= Louis de Villars =

French prelate (1268-1308)

Arms of the de Villars family

Louis de Villars (1268 - 12 or 13 July 1308) was a French prelate of the early 14th century. He was Archbishop of Lyon and Primate of Gaul and was the son of Humbert IV, sire of Thoire and Villars, and an unknown mother, possibly Beatrice of Burgundy. He succeeded his great-uncle Henry I of Villars as Archbishop of Lyon in 1301, and was himself succeeded by his nephew Henri II de Villars.

==Early bishopric==
In 1303 he established the Carmelites in Lyon and in 1304 he authorized the founding of the Abbaye de la Déserte. He erected the church of Saint-Nizier in Lyon and obtained confirmation from Philip the Fair of the countship of Lyon to the archbishops and the cathedral chapter.

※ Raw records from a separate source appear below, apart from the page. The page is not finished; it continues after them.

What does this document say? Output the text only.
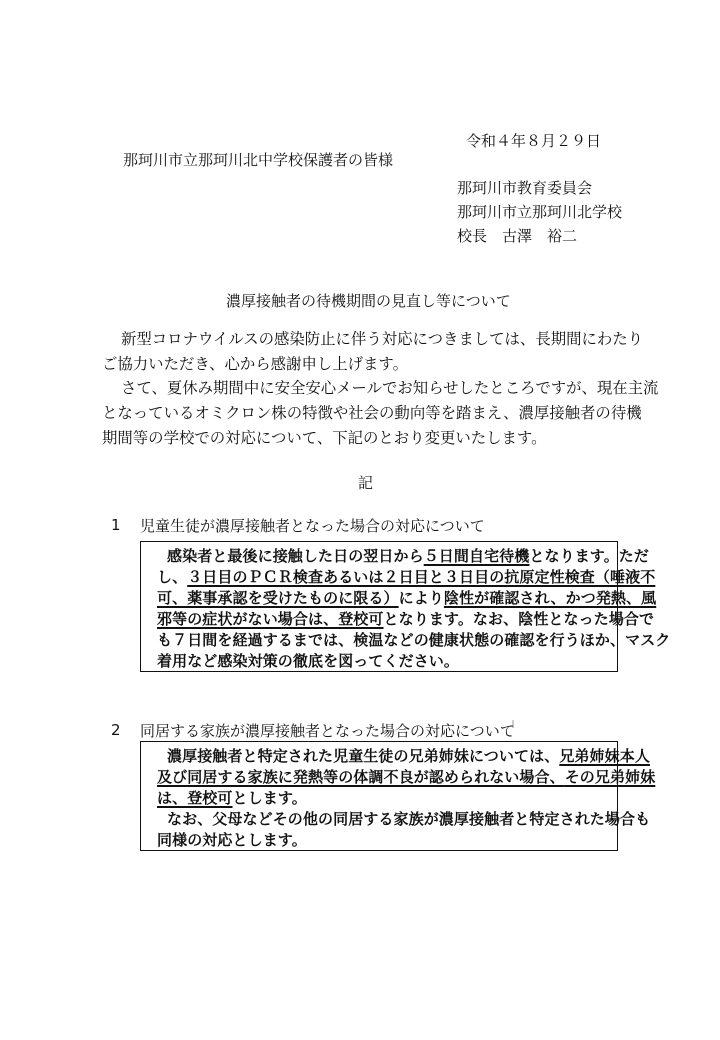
令和４年８月２９日
那珂川市立那珂川北中学校保護者の皆様
那珂川市教育委員会
那珂川市立那珂川北学校
校長　古澤　裕二
濃厚接触者の待機期間の見直し等について
新型コロナウイルスの感染防止に伴う対応につきましては、長期間にわたり
ご協力いただき、心から感謝申し上げます。
さて、夏休み期間中に安全安心メールでお知らせしたところですが、現在主流
となっているオミクロン株の特徴や社会の動向等を踏まえ、濃厚接触者の待機
期間等の学校での対応について、下記のとおり変更いたします。
記
1 児童生徒が濃厚接触者となった場合の対応について
感染者と最後に接触した日の翌日から５日間自宅待機となります。ただ
し、３日目のＰＣＲ検査あるいは２日目と３日目の抗原定性検査（唾液不
可、薬事承認を受けたものに限る）により陰性が確認され、かつ発熱、風
邪等の症状がない場合は、登校可となります。なお、陰性となった場合で
も７日間を経過するまでは、検温などの健康状態の確認を行うほか、マスク
着用など感染対策の徹底を図ってください。
2 同居する家族が濃厚接触者となった場合の対応について
濃厚接触者と特定された児童生徒の兄弟姉妹については、兄弟姉妹本人
及び同居する家族に発熱等の体調不良が認められない場合、その兄弟姉妹
は、登校可とします。
なお、父母などその他の同居する家族が濃厚接触者と特定された場合も
同様の対応とします。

He was the subject of the papal bull Ausculta Fili by Boniface VIII ( an ally), addressed to Philip the Fair.

==Later bishopric==

The church of Lyon had the right to recognize a vassal of the Emperor for the countship of Lyon. Pope Clement V intervened to bring the King of France and the archbishop of Lyon to a treaty, in 1307.

Philip the Fair issued two edicts known as the Philippines, the second of which left a grievance between the cathedral chapter and the archbishop. This hostility lasted until the time of Peter of Savoy.